The PA found that approximately half of all migrant children detained in the United States sleep in shelters with more than 1,000 more children. More than 17,650 are in facilities with 100 or more children. Some shelters and foster care programs are small, little more than a house with a handful of children.
A large Houston facility closed abruptly last month after it was revealed the children were receiving plastic bags instead of accessing the restrooms.
“The system has been very dysfunctional and getting worse,” said Amy Cohen, a child psychiatrist and executive director of the nonprofit Every Last One, which works to help immigrant families fleeing violence in Central America. While there have been a large number of children arriving in the United States for years, Cohen said he has never seen the situation as bad as it is today.
Cohen described parents receiving calls from people who refused to identify themselves.
They are told they are at an airport or bus station within the next two hours to pick up their children, who have been detained for more than a month without notice, or would not be released.
Some parents have to pay a travel agency thousands of dollars to have their child sent to them, he said.
“Children come out sick, with COVID, lice infested, and I won’t be surprised to see children die as a result, as we saw during the Trump years,” Cohen said. “The Biden administration is feverishly putting these emerging detention centers, many of which have no experience working with children.”
One of the reasons many children now arrive without their parents dates back to a 2020 Trump administration emergency order that essentially closed the U.S.-Mexico border to all migrants, citing public health issues about the spread of COVID-19.

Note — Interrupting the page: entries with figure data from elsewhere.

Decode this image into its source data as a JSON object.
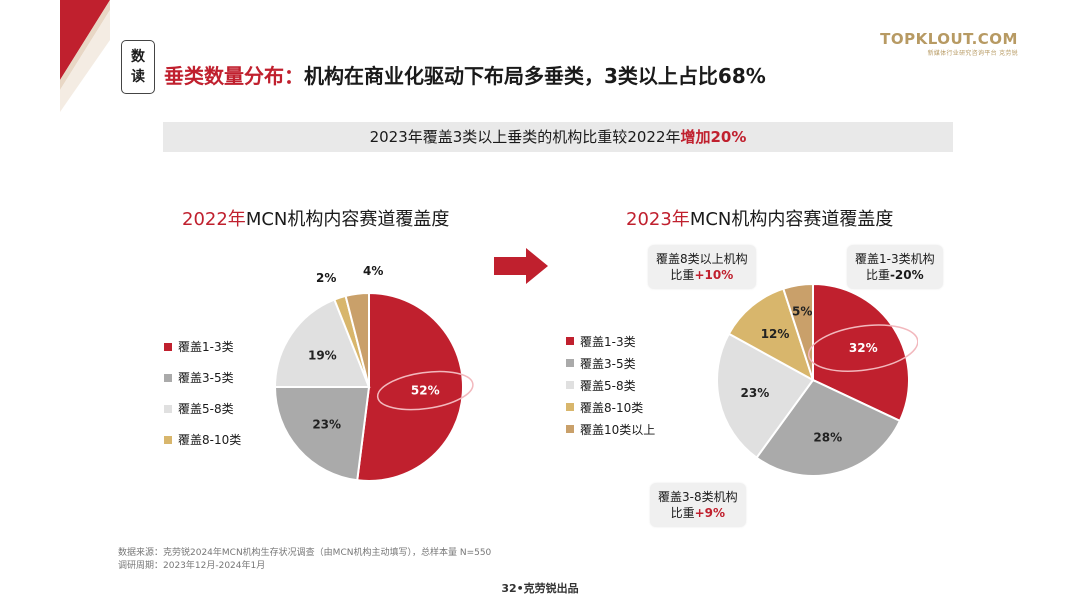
{
  "badge": [
    "数",
    "读"
  ],
  "headline": {
    "part1": "垂类数量分布：",
    "part2": "机构在商业化驱动下布局多垂类，3类以上占比68%"
  },
  "logo": {
    "name": "TOPKLOUT.COM",
    "sub": "新媒体行业研究咨询平台 克劳锐"
  },
  "banner": {
    "part1": "2023年覆盖3类以上垂类的机构比重较2022年",
    "part2": "增加20%"
  },
  "colors": {
    "red": "#c0202e",
    "gray": "#aaaaaa",
    "light": "#e0e0e0",
    "gold": "#d8b66c",
    "tan": "#c9a06a"
  },
  "chart_data": [
    {
      "type": "pie",
      "title_year": "2022年",
      "title_rest": "MCN机构内容赛道覆盖度",
      "categories": [
        "覆盖1-3类",
        "覆盖3-5类",
        "覆盖5-8类",
        "覆盖8-10类",
        ""
      ],
      "values": [
        52,
        23,
        19,
        2,
        4
      ],
      "labels": [
        "52%",
        "23%",
        "19%",
        "2%",
        "4%"
      ],
      "legend": [
        "覆盖1-3类",
        "覆盖3-5类",
        "覆盖5-8类",
        "覆盖8-10类"
      ]
    },
    {
      "type": "pie",
      "title_year": "2023年",
      "title_rest": "MCN机构内容赛道覆盖度",
      "categories": [
        "覆盖1-3类",
        "覆盖3-5类",
        "覆盖5-8类",
        "覆盖8-10类",
        "覆盖10类以上"
      ],
      "values": [
        32,
        28,
        23,
        12,
        5
      ],
      "labels": [
        "32%",
        "28%",
        "23%",
        "12%",
        "5%"
      ],
      "legend": [
        "覆盖1-3类",
        "覆盖3-5类",
        "覆盖5-8类",
        "覆盖8-10类",
        "覆盖10类以上"
      ]
    }
  ],
  "callouts": {
    "c1": {
      "line1": "覆盖8类以上机构",
      "line2a": "比重",
      "line2b": "+10%"
    },
    "c2": {
      "line1": "覆盖1-3类机构",
      "line2a": "比重",
      "line2b": "-20%"
    },
    "c3": {
      "line1": "覆盖3-8类机构",
      "line2a": "比重",
      "line2b": "+9%"
    }
  },
  "source": {
    "line1": "数据来源：克劳锐2024年MCN机构生存状况调查（由MCN机构主动填写），总样本量 N=550",
    "line2": "调研周期：2023年12月-2024年1月"
  },
  "footer": "32•克劳锐出品"
}
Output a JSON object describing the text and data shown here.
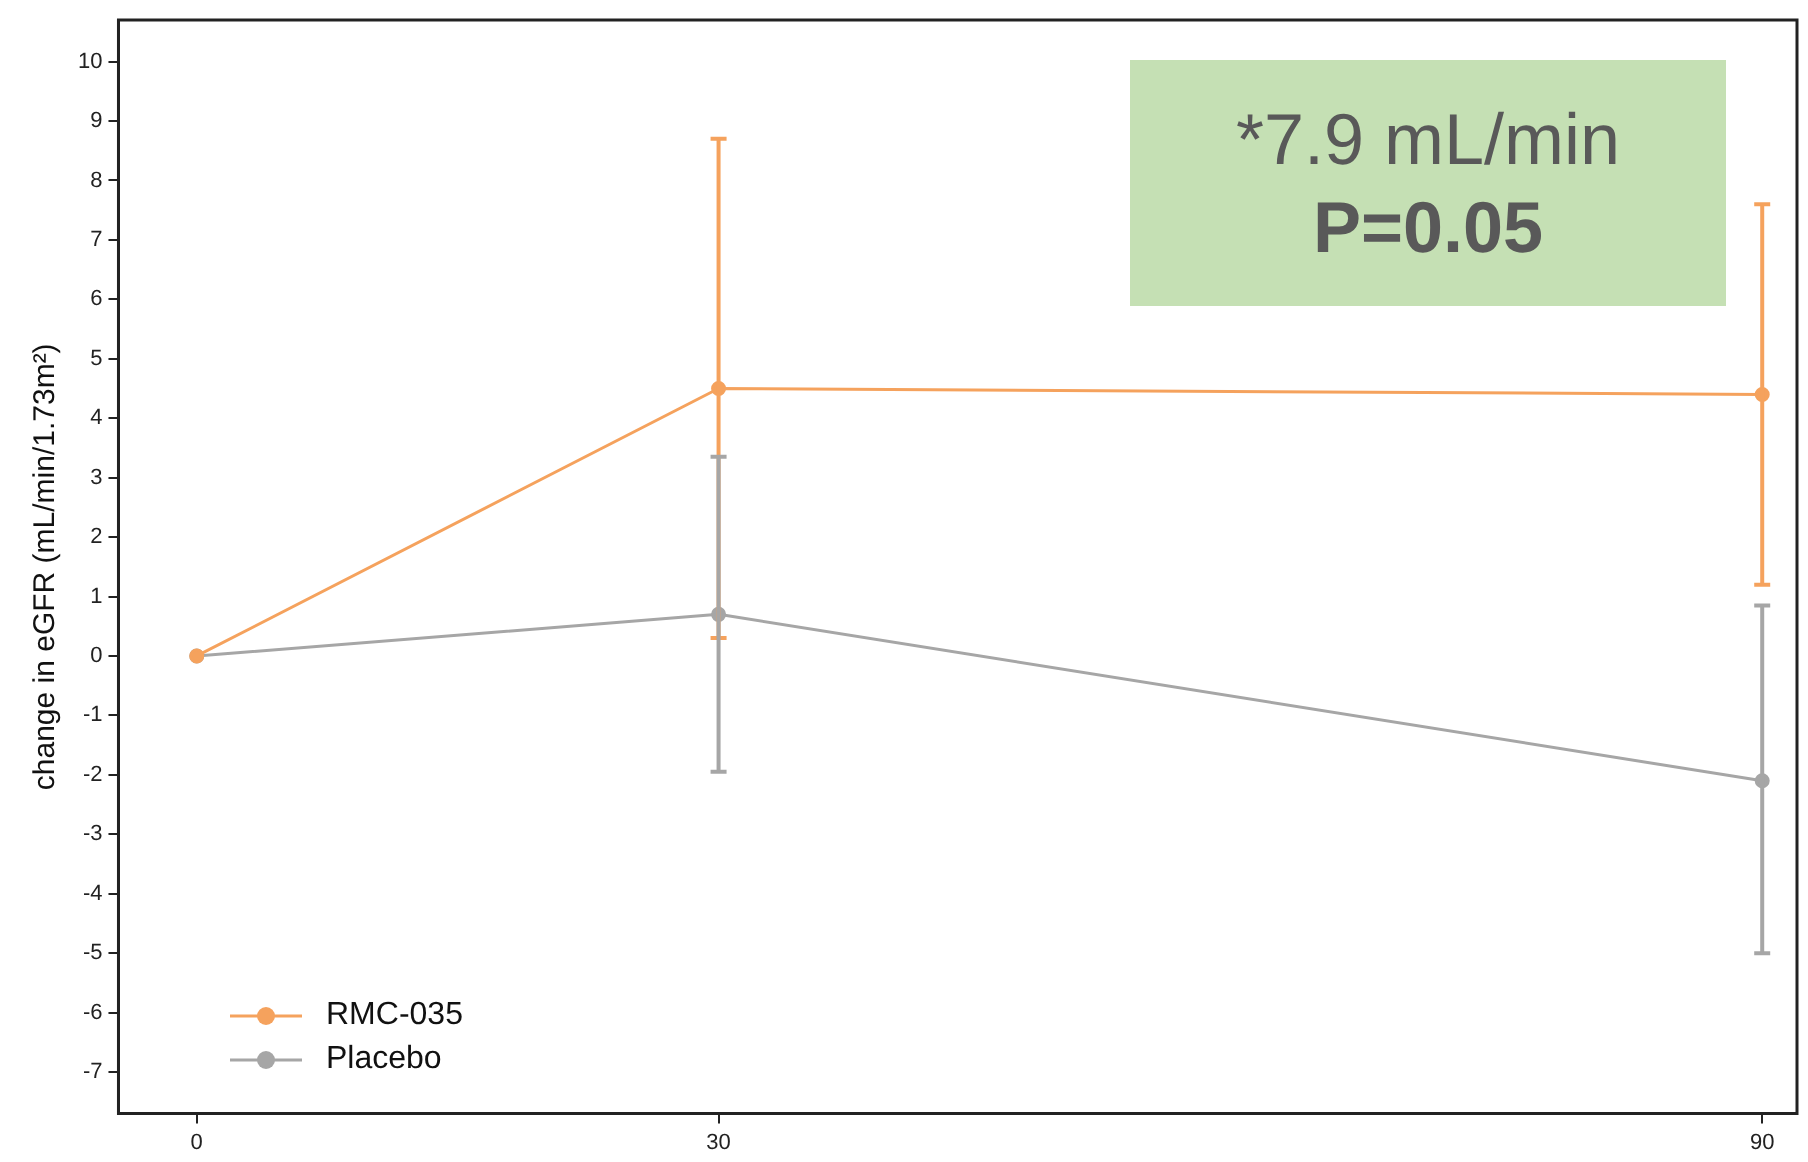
{
  "chart_data": {
    "type": "line",
    "ylabel": "change in eGFR (mL/min/1.73m²)",
    "x": [
      0,
      30,
      90
    ],
    "xlim": [
      -4.5,
      92
    ],
    "xticks": [
      0,
      30,
      90
    ],
    "ylim": [
      -7.7,
      10.7
    ],
    "yticks": [
      -7,
      -6,
      -5,
      -4,
      -3,
      -2,
      -1,
      0,
      1,
      2,
      3,
      4,
      5,
      6,
      7,
      8,
      9,
      10
    ],
    "series": [
      {
        "name": "RMC-035",
        "color": "#f5a25d",
        "values": [
          0,
          4.5,
          4.4
        ],
        "errors": [
          null,
          [
            0.3,
            8.7
          ],
          [
            1.2,
            7.6
          ]
        ]
      },
      {
        "name": "Placebo",
        "color": "#a6a6a6",
        "values": [
          0,
          0.7,
          -2.1
        ],
        "errors": [
          null,
          [
            -1.95,
            3.35
          ],
          [
            -5.0,
            0.85
          ]
        ]
      }
    ],
    "annotations": [
      "*7.9 mL/min",
      "P=0.05"
    ],
    "legend": "bottom left",
    "marker": "circle",
    "line_style": "solid",
    "grid": false
  }
}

That emergency order still applies to adults, but the Biden administration has begun allowing children traveling without their parents to stay and apply for asylum if they enter the country. As a result, some parents send their children alone to the border.
Most already have a parent or other adult relative or family friend, known as a sponsor, in the United States waiting to receive them. But first, they are usually detained by U.S. Customs and Border Protection, or CBP, and then handed over to a government shelter.
“As much as making children spend endless days at CBP unacceptable, so is making children spend weeks in places in unlicensed emergency admission locations,” said National Center attorney Neha Desai of Juvenile Law. “With each passing day, it is increasingly critical that these children be released to sponsors or transferred to licensed facilities.”